More than a day has passed since the United States government invaded Venezuela, captured its leader and took over the temporary running of its government for the sake of capitalism. No new details have pointed to another motive.
Nicolas Maduro was an ineffective and corrupt leader, who did little to respond to the economic needs of his nation. The international community considers his reelection illegitimate, as he lost in a landslide, despite barring the opposition leader from running, and subsequently refused to leave office. He turned his back on drug trafficking from his country a long time ago, and he is now being charged in the U.S. as a participant in said trafficking. His mismanagement of his country has destabilized hemisphere neighbors by sparking the mass migration of millions of Venezuelans to Colombia, Brazil and the U.S. Maduro was a problem, no doubt.
But the Maduro problem has existed for a decade, which means it existed during the first Trump administration. Why was it necessary for Trump 2.0 to act when his first administration did not? Perhaps because the first administration had more human guardrails against Mr. Trump’s suspect behavior. This time, he appears more blatant in taking what he wants for personal reasons.
Donald Trump went in for the oil. Kind of like Saddam Hussein went into Kuwait in 1990. Kind of like Vladimir Putin went into Ukraine in 2014 and again in 2022.
There was no mention of democracy in the president’s address yesterday, but I stopped counting the number of times he mentioned the oil and how great, big, wonderful, American companies are going to now move into that market. Meanwhile, Maduro and his wife are facing charges in New York City for trafficking cocaine, despite Mr. Trump’s recent pardon of the former Honduran president for drug trafficking. Does the president simply not like the way Maduro did it?

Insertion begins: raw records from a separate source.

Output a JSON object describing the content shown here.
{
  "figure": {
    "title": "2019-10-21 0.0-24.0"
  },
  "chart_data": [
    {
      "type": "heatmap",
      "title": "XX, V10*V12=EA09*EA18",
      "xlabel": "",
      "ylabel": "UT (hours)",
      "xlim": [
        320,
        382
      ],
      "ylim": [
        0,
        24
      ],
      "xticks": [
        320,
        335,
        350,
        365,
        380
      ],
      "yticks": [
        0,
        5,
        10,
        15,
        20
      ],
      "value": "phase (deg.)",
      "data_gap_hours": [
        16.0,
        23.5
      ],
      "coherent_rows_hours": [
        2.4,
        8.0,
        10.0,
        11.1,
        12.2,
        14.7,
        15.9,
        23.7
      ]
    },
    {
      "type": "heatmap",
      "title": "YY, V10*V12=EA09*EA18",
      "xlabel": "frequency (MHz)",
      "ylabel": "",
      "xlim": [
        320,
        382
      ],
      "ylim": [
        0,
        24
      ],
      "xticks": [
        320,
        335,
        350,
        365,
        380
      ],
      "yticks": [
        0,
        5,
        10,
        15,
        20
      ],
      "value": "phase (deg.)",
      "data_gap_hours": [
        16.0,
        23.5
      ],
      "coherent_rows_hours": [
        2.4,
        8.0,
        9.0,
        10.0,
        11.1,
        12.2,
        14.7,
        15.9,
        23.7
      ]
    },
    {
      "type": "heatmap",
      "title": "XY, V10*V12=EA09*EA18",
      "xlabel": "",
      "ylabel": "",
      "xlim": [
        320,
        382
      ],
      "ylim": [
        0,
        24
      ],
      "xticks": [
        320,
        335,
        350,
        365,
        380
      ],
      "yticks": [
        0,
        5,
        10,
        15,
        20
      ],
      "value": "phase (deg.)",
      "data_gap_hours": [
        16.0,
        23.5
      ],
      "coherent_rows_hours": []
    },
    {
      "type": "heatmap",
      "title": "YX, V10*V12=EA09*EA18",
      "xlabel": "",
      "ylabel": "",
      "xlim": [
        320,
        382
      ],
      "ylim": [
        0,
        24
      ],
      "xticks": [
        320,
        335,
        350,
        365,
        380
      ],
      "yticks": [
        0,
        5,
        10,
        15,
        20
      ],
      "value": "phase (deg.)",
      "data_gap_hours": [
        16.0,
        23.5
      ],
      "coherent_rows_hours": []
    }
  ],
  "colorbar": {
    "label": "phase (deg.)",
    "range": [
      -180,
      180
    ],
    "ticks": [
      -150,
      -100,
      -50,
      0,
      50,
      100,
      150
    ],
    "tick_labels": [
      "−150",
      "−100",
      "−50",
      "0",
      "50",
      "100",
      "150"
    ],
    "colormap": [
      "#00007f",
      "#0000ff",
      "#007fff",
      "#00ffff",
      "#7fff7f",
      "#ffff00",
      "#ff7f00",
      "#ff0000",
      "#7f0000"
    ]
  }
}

I am left with two questions after yesterday‘s military success: where will the U.S. invade next and for what resources? What possible reason does President Trump have to show restraint against Mexico or Colombia, if either nation has something he wants (or any other with a military that couldn’t seriously challenge the U.S.)?
Second, how long will it take for this administration to justify shipping to El Salvador Venezuelans suspected of being gang members, because it can now argue that the U.S. is at war with Venezuela? That was a significant legal issue in arguing a violation of due process for Venezuelan nationals removed to mega-prison CECOT. Constitutional scholars said invoking the act required the U.S. be at war with the country of those being removed for being combatants. Even with Secretary of State Marco Rubio saying there is no war with Venezuela (did the president sign off on that assertion?), it may well show up in court papers, like an appeal of the recent D.C. District Court judge’s ruling that the administration owes some type of relief to the 137 Venezuela men sent to CECOT, in direct violation of the judge’s order. It is an argument now logical for an administration attorney to make.
So, with the president growing frailer, his poll numbers hovering near historic lows, an economy stuck in stagnant, and expired health insurance premium subsidies making countless American lives harder, what’s a little strongman invasion to turn the tide of Mr. Trump’s Epstein-induced bad mojo, right? It is disturbingly easy to imagine this as caution-to-the-wind motivation that accompanied greed.
Though Maduro’s removal is certainly being celebrated by many Venezuelan communities worldwide, that doesn’t mean the America-first, MAGA voters want the U.S. government running a South American country. So how long will there be American cheers where they currently exist? How will this play out politically, as well as practically? Does anyone know what actually happens next down there? Is there anyone we can ask, because neither the president yesterday nor Secretary Rubio this morning seemed to have an answer. They just know they’re thrilled about the oil.